Published: Fri, October 12, 2018
Medical | By Vernon Walton

Rare, polio-like disease affecting children in United States, says CDC

Rare, polio-like disease affecting children in United States, says CDC

A child is being examined at Oishei Children's Hospital for what their parent suspects is a case of acute flaccid myelitis (AFM), a condition affecting the nervous system that causes the body's muscles and reflexes to become weak.

"It is very rare and it is certainly something we're taking very seriously", said Kris Ehresmann, who directs the Health Department's infectious disease section.

The Centers for Disease and Control said AFM has afflicted only 362 people nationwide in the past four years. Fourteen cases have been reported in Colorado and six in Minnesota, majority children. The causes of AFM vary from viruses to environmental toxins to genetic disorders, according to the health department.

Minnesota typically sees, at most, one case of acute flaccid myelitis a year, so it's concerning that such a large group has presented with the illness at the same time. All of the cases have been reported on the west side of the state with two children in King County and one child in Pierce County, Lewis County and Snohomish County.

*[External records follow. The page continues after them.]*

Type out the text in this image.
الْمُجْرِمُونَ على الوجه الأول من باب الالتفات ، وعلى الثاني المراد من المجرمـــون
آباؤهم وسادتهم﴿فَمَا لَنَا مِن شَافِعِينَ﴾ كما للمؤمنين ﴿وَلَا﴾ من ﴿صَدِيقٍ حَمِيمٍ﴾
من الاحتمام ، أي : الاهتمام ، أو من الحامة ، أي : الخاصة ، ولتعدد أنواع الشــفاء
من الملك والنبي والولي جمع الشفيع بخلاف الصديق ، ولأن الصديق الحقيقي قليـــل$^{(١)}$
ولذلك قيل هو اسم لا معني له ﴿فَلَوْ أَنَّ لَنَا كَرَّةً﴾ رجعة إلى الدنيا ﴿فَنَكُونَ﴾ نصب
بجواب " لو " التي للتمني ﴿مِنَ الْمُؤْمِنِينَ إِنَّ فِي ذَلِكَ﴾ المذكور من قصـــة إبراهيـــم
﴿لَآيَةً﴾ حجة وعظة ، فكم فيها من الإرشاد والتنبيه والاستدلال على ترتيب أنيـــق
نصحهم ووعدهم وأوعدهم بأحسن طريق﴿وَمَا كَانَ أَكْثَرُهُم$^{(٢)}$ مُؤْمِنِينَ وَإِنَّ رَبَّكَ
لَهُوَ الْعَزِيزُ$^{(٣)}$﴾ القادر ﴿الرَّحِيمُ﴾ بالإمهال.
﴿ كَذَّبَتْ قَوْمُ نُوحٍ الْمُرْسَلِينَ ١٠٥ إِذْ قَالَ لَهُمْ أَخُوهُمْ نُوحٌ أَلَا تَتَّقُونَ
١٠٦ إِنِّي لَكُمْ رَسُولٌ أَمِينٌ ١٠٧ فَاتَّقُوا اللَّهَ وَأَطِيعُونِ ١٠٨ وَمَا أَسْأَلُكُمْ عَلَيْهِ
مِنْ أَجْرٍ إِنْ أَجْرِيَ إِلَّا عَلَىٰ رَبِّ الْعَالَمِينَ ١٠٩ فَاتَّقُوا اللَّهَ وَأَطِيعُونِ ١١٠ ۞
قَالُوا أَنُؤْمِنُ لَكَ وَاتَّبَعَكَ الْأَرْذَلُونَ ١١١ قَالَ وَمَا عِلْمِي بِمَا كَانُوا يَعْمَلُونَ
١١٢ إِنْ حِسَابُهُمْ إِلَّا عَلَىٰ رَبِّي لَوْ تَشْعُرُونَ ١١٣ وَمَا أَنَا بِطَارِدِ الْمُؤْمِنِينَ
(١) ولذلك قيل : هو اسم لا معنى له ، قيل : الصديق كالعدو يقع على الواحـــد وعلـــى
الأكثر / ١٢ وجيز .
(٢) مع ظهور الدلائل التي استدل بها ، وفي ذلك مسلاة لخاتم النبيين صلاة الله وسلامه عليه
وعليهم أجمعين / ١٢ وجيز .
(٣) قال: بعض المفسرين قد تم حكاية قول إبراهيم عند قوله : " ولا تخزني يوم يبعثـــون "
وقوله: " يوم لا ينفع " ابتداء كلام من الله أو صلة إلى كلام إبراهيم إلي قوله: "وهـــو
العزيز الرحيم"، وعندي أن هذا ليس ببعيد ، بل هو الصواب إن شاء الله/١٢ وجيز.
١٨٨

Last week, the Minnesota Department of Health announced that six children under 10 had been diagnosed AFM since mid-September.

More and more cases of a rare polio-like illness are being reported across the country, according to news reports.

Since August 2014, CDC has seen an increased number of people across the United States with AFM.

In 2016, there were nine cases of AFM in Washington and three in 2017.

For example, a neurologist may recommend physical or occupational therapy to help with arm or leg weakness. Other symptoms are neck weakness or stiffness, drooping eyelids, difficulty swallowing or slurred speech. Polio is the most significant disease caused by an enterovirus.

The disease is known to hit the nervous system by traveling through the spinal cord. However, the 2014 cases coincided with a national outbreak of a respiratory illness caused by a virus called enterovirus D68. Some people may be unable to urinate, and, in severe cases, a person can suffer respiratory failure and must be put on a ventilator. The CDC also advises washing hands with soap and water and covering your cough or sneeze, standard practices to reduce the spread of germs.

"Not because it's happening more it's just that we're recognizing it more", Dr. Esper says. Symptoms are similar to complications from other viruses such as the West Nile Virus or the poliovirus. The viruses that are accounted to cause AFM may be contagious from one person to another or may be spread by a mosquito or other vector depending on which virus causes the AFM.